Wisdom, Balance, Purity, Peace: A Choral Harmony in Biggi Vinkeloe’s Jade

Biggi Vinkeloe et.al.Jade: New Spiritual Music (Futura, 2015)

Biggi Vinkeloe -- Jade (Futura, 2015)Jade is an ambitious blend of jazz, abstract improvisation, and classical sacred music. Recorded at the Organ Studio at Sweden’s University of Gothenburg, the album features sax and trombone echoing regally against a backdrop of honest-to-goodness choral hymns, performed by a church organ and the 10-woman Volcanic Choir, led by mezzo-soprano Maria Forsström.

In slow movements, as if to cherish the sounds and moods being created, the album blends its influences beautifully, conveying the “wisdom, balance, purity, and peace” that the jade gemstone stands for, as described in Biggi Vinkeloe‘s liner notes.

Vinkeloe (sax/flute) instigated the project, enlisting organist Karin Nelson and trombonist Francois Lemonier as the other two instrumentalists. You get a taste of the project’s “jazz” side right away as Vinkeloe and Lemonnier play a straight duet of Mingus’ “Ecclusiastics.”

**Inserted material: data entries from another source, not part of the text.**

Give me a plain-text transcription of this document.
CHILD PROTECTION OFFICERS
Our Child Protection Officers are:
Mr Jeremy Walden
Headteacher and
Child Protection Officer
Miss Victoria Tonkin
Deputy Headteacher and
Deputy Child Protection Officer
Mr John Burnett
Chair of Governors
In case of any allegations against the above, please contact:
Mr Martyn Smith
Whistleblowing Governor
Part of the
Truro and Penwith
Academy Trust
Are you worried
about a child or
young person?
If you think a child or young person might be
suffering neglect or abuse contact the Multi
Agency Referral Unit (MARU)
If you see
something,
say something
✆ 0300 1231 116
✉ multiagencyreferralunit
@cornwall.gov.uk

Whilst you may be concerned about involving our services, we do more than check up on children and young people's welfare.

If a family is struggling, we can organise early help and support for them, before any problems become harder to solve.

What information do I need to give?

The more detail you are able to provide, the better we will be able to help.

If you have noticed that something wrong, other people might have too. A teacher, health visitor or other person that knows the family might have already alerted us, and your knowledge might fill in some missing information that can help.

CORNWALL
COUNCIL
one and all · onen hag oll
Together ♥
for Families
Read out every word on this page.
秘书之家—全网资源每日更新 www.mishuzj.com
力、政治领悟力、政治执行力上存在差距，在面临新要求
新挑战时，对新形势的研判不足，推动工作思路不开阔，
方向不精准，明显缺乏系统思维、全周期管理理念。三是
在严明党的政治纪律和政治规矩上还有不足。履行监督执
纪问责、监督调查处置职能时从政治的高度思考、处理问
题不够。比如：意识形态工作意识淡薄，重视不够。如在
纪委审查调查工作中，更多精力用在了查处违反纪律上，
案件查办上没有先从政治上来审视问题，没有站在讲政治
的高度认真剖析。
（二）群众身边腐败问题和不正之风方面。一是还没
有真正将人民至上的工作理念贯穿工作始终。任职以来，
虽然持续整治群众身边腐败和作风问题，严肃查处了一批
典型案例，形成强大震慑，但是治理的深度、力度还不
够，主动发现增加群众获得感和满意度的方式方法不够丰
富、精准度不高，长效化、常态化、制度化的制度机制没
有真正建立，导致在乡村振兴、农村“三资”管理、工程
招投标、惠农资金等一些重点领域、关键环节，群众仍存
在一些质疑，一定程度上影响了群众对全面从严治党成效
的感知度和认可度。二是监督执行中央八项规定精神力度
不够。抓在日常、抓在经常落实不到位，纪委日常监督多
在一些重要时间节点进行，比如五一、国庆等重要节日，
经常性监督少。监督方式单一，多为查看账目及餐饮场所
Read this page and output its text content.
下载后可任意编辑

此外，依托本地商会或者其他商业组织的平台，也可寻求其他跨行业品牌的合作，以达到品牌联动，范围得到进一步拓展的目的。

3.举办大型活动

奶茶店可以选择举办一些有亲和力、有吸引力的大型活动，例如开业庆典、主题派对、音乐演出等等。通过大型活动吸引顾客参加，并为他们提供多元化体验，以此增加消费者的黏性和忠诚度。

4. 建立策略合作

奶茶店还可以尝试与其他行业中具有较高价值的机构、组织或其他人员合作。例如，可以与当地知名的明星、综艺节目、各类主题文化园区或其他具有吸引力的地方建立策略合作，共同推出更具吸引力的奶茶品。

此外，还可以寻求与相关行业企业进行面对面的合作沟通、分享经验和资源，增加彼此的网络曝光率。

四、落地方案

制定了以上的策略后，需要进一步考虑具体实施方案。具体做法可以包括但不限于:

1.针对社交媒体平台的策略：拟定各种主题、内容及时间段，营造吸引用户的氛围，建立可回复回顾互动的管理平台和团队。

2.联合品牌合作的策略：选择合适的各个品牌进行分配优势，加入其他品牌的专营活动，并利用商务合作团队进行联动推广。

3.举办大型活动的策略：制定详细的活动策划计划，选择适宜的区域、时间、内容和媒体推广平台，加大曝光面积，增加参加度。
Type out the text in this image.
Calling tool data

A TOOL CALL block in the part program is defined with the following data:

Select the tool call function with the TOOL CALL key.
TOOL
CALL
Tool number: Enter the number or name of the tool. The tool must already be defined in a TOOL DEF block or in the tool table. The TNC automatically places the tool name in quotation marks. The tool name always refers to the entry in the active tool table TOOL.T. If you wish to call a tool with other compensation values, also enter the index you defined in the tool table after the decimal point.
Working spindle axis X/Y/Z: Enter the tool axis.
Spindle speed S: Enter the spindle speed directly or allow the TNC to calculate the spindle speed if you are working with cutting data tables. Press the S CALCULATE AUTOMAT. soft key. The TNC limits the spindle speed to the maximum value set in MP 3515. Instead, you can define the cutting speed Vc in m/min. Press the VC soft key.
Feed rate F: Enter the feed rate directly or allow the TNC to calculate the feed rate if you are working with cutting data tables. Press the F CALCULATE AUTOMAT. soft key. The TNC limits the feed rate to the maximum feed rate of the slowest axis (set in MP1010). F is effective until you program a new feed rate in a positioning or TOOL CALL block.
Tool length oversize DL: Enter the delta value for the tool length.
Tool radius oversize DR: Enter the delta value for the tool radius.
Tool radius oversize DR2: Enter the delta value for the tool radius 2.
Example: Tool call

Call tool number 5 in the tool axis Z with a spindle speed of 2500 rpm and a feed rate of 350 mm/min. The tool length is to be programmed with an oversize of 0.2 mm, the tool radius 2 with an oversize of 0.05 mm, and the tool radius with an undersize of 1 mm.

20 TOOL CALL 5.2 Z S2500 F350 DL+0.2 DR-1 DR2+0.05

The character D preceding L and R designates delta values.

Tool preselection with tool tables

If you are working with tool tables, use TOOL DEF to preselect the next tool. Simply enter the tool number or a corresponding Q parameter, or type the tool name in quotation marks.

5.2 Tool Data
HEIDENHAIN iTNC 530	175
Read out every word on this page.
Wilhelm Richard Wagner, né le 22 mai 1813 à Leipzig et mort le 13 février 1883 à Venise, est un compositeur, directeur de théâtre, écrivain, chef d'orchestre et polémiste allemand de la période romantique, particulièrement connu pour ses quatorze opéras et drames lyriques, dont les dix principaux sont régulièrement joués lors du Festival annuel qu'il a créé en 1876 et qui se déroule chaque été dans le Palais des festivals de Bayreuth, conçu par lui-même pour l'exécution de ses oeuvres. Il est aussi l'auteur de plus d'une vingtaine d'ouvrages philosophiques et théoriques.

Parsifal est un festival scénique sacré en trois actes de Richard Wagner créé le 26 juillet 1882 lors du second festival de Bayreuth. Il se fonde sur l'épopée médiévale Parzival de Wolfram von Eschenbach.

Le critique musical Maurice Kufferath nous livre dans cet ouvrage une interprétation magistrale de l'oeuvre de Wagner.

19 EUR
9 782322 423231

The overall mood of Jade is better represented by the title track, though. It’s a slow, comforting tune — gentle clouds in a blue sky. Nelson sets the foundation with some gentle chords as backdrop to solos that include some particularly soaring passages by Vinkeloe.


That piece provides a modern foil to the choral songs such as “Adoro Te,” an anonymously penned composition from the 17th century, drawn from text by Thomas Aquinas. As on most of the tracks drawn from antiquity, the choir does its angelic work, then steps aside while Vinkeloe and Lemonnier improvise against the church organ chords. It’s the same song structure as a jazz tune. The effect is particularly nice on “Vidi Aquam,” another anonymous piece, where the soloing remains reverently slow but strikes up a strong sense of interplay and swing.

From “Vidi Aquam,” here’s an idea of how the choir and sax co-exist:


Until now, I’ve only heard Vinkeloe in improv settings. Bits of that world do appear — in the squirrely flute-trombone-organ improv of “Iuxta,” for instance. One of the major pieces is the 9-minute “Slowlyness,” where the choir joins the freely improvised set for some ghostly whooshing. It’s playful at first but, as scripted by Vinkeloe, builds to a dramatic and outright scary climax, dark and gothic.

I worry about bringing up the choir and the early-music references, because some free-jazz listeners might pre-judge the album to be dull. And you do have to absorb the music on its own reflective terms.

But there’s also a sense of play, in the jazz/blues shades that permeate the album and occasionally get to take over.

Lemonnier’s “Escargoiseau Blues” is indeed a blues, with the church organ playing the chords in long tones, as if elevating the blues themselves to sacred status. It’s a fine soloing platform for the two horns. Another Lemonnier song, “Heavenly Blues,” puts a jazzy spin on the choir, with an intro of bell-ringing vocals spinning little seventh-chord arpeggios. The singers then go all Andrews Sisters to back up some straight jazz soloing. It’s fun.

Then there are the bigger, heavier choral pieces, which end each of Jade‘s two CDs. “Hemlig stod jag en morgon,” a Swedish folk song by Pers Karin Andersdotter (1834-1912), becomes a solemn call-and-response between mezzo-soprano Forsström and The Volcanic Choir. It carries a regal air with that sound of medieval cathedrals. “Den Iyssnande Maria” is a heavy song by Carl Jonas Love Almqvist, lent a touch of peaceful melodicism by Lemonnier’s trombone at the end.

Jade is a revelation. It’s given me a new perspective on the beauty of sacred music, showing me that those sounds aren’t necessarily so far away from the modern world.